For the Dravidian style, the tower rests on a square base and is a pyramid in form, commonly with two sides steeper than the others so that the summit of the pyramid is a curved capstone, rather than an apex. Marked horizontal emphasis is given by lines of ornament and figures repeated around the sides of the tower so that it seems to rise in a series of hierarchical horizontal bands. But the straight lines, although broken by ornament, of these towers are not as pleasing to the eye as the magnificently proportioned convex-sided towers of the northern style. It is probably safe to say that the finest gems of Indian temple architecture, whether Hindu or Jain, are in the northern style.
Another characteristic of the southern temples is the development after around 1000 CE of magnificent gate towers to the temple enclosure, sometimes exceeding in size the central tower itself.

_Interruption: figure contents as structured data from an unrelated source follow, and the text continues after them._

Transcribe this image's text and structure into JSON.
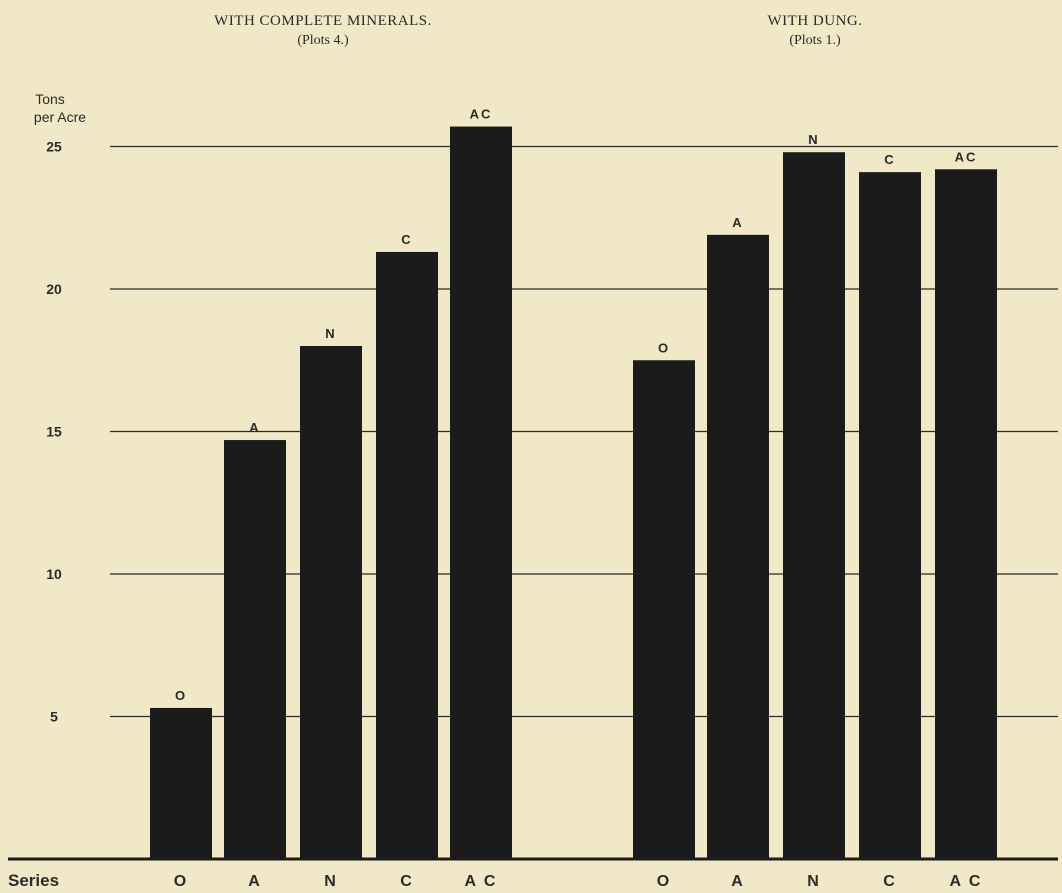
{
  "chart_data": {
    "type": "bar",
    "ylabel_line1": "Tons",
    "ylabel_line2": "per Acre",
    "ylim": [
      0,
      26.5
    ],
    "yticks": [
      "5",
      "10",
      "15",
      "20",
      "25"
    ],
    "xaxis_label": "Series",
    "grid": true,
    "panels": [
      {
        "title": "WITH COMPLETE MINERALS.",
        "subtitle": "(Plots 4.)",
        "categories": [
          "O",
          "A",
          "N",
          "C",
          "A C"
        ],
        "bar_labels": [
          "O",
          "A",
          "N",
          "C",
          "AC"
        ],
        "values": [
          5.3,
          14.7,
          18.0,
          21.3,
          25.7
        ]
      },
      {
        "title": "WITH DUNG.",
        "subtitle": "(Plots 1.)",
        "categories": [
          "O",
          "A",
          "N",
          "C",
          "A C"
        ],
        "bar_labels": [
          "O",
          "A",
          "N",
          "C",
          "AC"
        ],
        "values": [
          17.5,
          21.9,
          24.8,
          24.1,
          24.2
        ]
      }
    ],
    "colors": {
      "bar": "#1b1b1b",
      "grid": "#2a2a2a",
      "background": "#f1e8c7"
    }
  }
}
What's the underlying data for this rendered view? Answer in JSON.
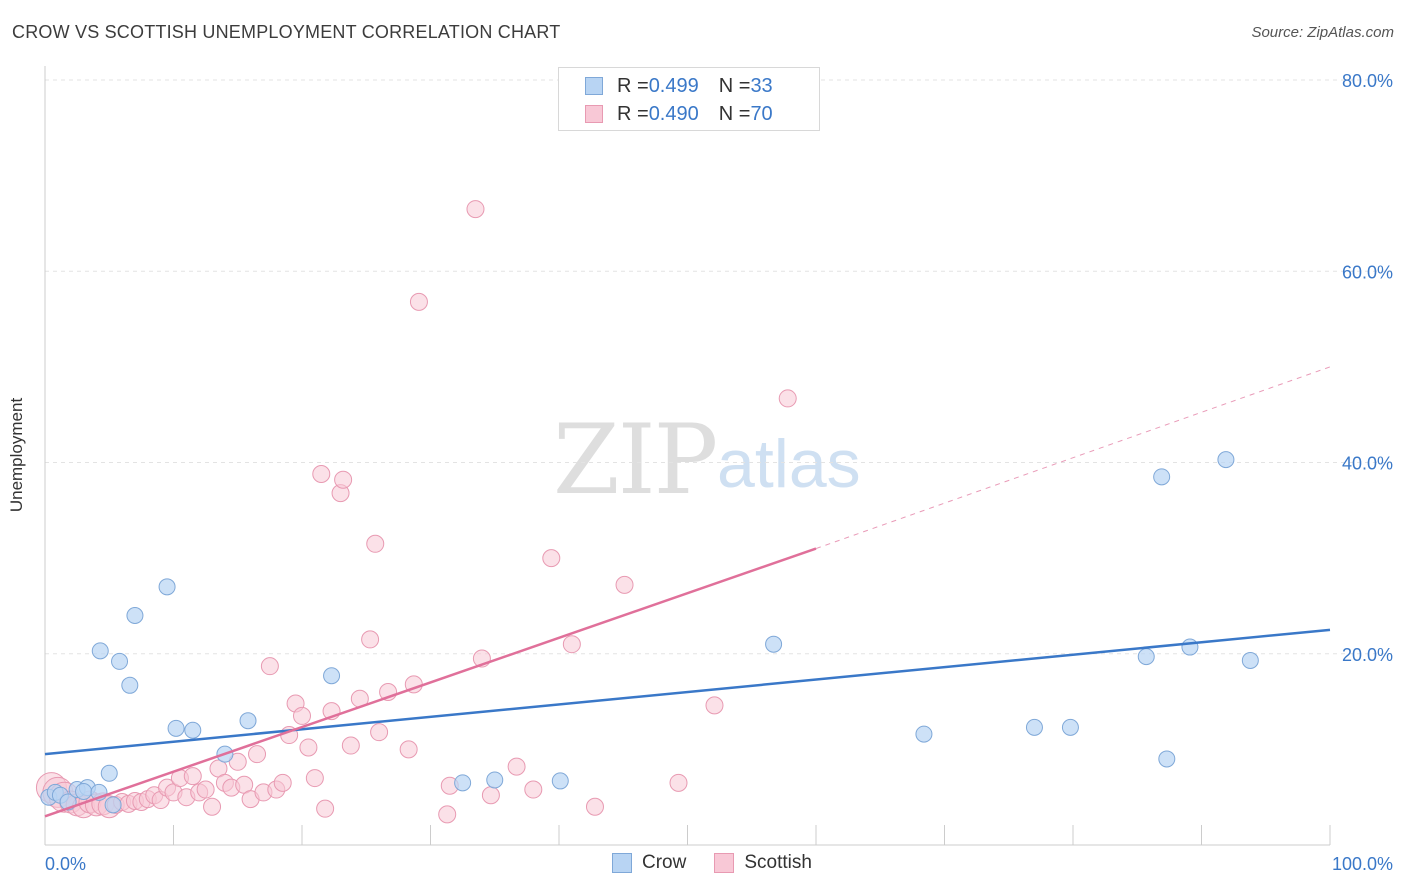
{
  "header": {
    "title": "CROW VS SCOTTISH UNEMPLOYMENT CORRELATION CHART",
    "source": "Source: ZipAtlas.com"
  },
  "legend": {
    "rows": [
      {
        "r_label": "R = ",
        "r_value": "0.499",
        "n_label": "N = ",
        "n_value": "33"
      },
      {
        "r_label": "R = ",
        "r_value": "0.490",
        "n_label": "N = ",
        "n_value": "70"
      }
    ]
  },
  "bottom_legend": {
    "crow": "Crow",
    "scottish": "Scottish"
  },
  "watermark": {
    "zip": "ZIP",
    "atlas": "atlas"
  },
  "colors": {
    "crow_fill": "#b8d4f3",
    "crow_stroke": "#7fa8d8",
    "crow_line": "#3a78c8",
    "scottish_fill": "#f8c8d6",
    "scottish_stroke": "#e89ab2",
    "scottish_line": "#e0709a",
    "tick_label": "#3a78c8",
    "grid": "#e3e3e3"
  },
  "chart_data": {
    "type": "scatter",
    "title": "CROW VS SCOTTISH UNEMPLOYMENT CORRELATION CHART",
    "ylabel": "Unemployment",
    "xlabel": "",
    "xlim": [
      0,
      100
    ],
    "ylim": [
      0,
      80
    ],
    "x_tick_labels": [
      "0.0%",
      "100.0%"
    ],
    "y_ticks": [
      20,
      40,
      60,
      80
    ],
    "y_tick_labels": [
      "20.0%",
      "40.0%",
      "60.0%",
      "80.0%"
    ],
    "grid": true,
    "legend_position": "top-center",
    "series": [
      {
        "name": "Crow",
        "r": 0.499,
        "n": 33,
        "trend": {
          "x0": 0,
          "y0": 9.5,
          "x1": 100,
          "y1": 22.5
        },
        "points": [
          [
            0.3,
            5.0
          ],
          [
            0.8,
            5.5
          ],
          [
            1.2,
            5.2
          ],
          [
            1.8,
            4.5
          ],
          [
            2.5,
            5.8
          ],
          [
            3.3,
            6.0
          ],
          [
            3.0,
            5.6
          ],
          [
            4.2,
            5.5
          ],
          [
            5.3,
            4.2
          ],
          [
            5.0,
            7.5
          ],
          [
            4.3,
            20.3
          ],
          [
            5.8,
            19.2
          ],
          [
            6.6,
            16.7
          ],
          [
            7.0,
            24.0
          ],
          [
            9.5,
            27.0
          ],
          [
            10.2,
            12.2
          ],
          [
            11.5,
            12.0
          ],
          [
            14.0,
            9.5
          ],
          [
            15.8,
            13.0
          ],
          [
            22.3,
            17.7
          ],
          [
            32.5,
            6.5
          ],
          [
            35.0,
            6.8
          ],
          [
            40.1,
            6.7
          ],
          [
            56.7,
            21.0
          ],
          [
            68.4,
            11.6
          ],
          [
            77.0,
            12.3
          ],
          [
            79.8,
            12.3
          ],
          [
            85.7,
            19.7
          ],
          [
            86.9,
            38.5
          ],
          [
            87.3,
            9.0
          ],
          [
            89.1,
            20.7
          ],
          [
            91.9,
            40.3
          ],
          [
            93.8,
            19.3
          ]
        ]
      },
      {
        "name": "Scottish",
        "r": 0.49,
        "n": 70,
        "trend": {
          "x0": 0,
          "y0": 3.0,
          "x1": 60,
          "y1": 31.0,
          "dash_x1": 100,
          "dash_y1": 50.0
        },
        "points": [
          [
            0.5,
            6.0
          ],
          [
            1.0,
            5.5
          ],
          [
            1.5,
            5.0
          ],
          [
            2.0,
            4.5
          ],
          [
            2.5,
            4.2
          ],
          [
            3.0,
            4.0
          ],
          [
            3.5,
            4.5
          ],
          [
            4.0,
            4.2
          ],
          [
            4.5,
            4.3
          ],
          [
            5.0,
            4.0
          ],
          [
            5.5,
            4.2
          ],
          [
            6.0,
            4.5
          ],
          [
            6.5,
            4.3
          ],
          [
            7.0,
            4.6
          ],
          [
            7.5,
            4.5
          ],
          [
            8.0,
            4.8
          ],
          [
            8.5,
            5.2
          ],
          [
            9.0,
            4.7
          ],
          [
            9.5,
            6.0
          ],
          [
            10.0,
            5.5
          ],
          [
            10.5,
            7.0
          ],
          [
            11.0,
            5.0
          ],
          [
            11.5,
            7.2
          ],
          [
            12.0,
            5.5
          ],
          [
            12.5,
            5.8
          ],
          [
            13.0,
            4.0
          ],
          [
            13.5,
            8.0
          ],
          [
            14.0,
            6.5
          ],
          [
            14.5,
            6.0
          ],
          [
            15.0,
            8.7
          ],
          [
            15.5,
            6.3
          ],
          [
            16.0,
            4.8
          ],
          [
            16.5,
            9.5
          ],
          [
            17.0,
            5.5
          ],
          [
            17.5,
            18.7
          ],
          [
            18.0,
            5.8
          ],
          [
            18.5,
            6.5
          ],
          [
            19.0,
            11.5
          ],
          [
            19.5,
            14.8
          ],
          [
            20.0,
            13.5
          ],
          [
            20.5,
            10.2
          ],
          [
            21.0,
            7.0
          ],
          [
            21.8,
            3.8
          ],
          [
            22.3,
            14.0
          ],
          [
            21.5,
            38.8
          ],
          [
            23.0,
            36.8
          ],
          [
            23.2,
            38.2
          ],
          [
            23.8,
            10.4
          ],
          [
            24.5,
            15.3
          ],
          [
            25.3,
            21.5
          ],
          [
            25.7,
            31.5
          ],
          [
            26.0,
            11.8
          ],
          [
            26.7,
            16.0
          ],
          [
            28.3,
            10.0
          ],
          [
            28.7,
            16.8
          ],
          [
            29.1,
            56.8
          ],
          [
            31.5,
            6.2
          ],
          [
            31.3,
            3.2
          ],
          [
            33.5,
            66.5
          ],
          [
            34.0,
            19.5
          ],
          [
            34.7,
            5.2
          ],
          [
            36.7,
            8.2
          ],
          [
            38.0,
            5.8
          ],
          [
            39.4,
            30.0
          ],
          [
            41.0,
            21.0
          ],
          [
            42.8,
            4.0
          ],
          [
            45.1,
            27.2
          ],
          [
            49.3,
            6.5
          ],
          [
            52.1,
            14.6
          ],
          [
            57.8,
            46.7
          ]
        ]
      }
    ]
  }
}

Temple building continues in India today. Families of hereditary temple architects still design temples along traditional lines. Indeed, construction and the endowment of temples has always been seen as a pious religious work; many of the finest examples, both Hindu and Jain, were built in relatively recent times. The Indian temple may be a small structure or a vast edifice of cathedral-like proportions. It is highly stylised, traditional and conventional, but nonetheless usually beautiful, however, what does seem to be lacking is any really innovative modern style comparable to that of some of the more successful modern churches in the West. One thing we must not forget is that the temple is not constructed as a museum piece, or as a work of art per se, it is the house of the supreme beings whose image is found within the inner shrine. It is a religious building and its artistic qualities are there at the service of, and subsidiary to, its spiritual function.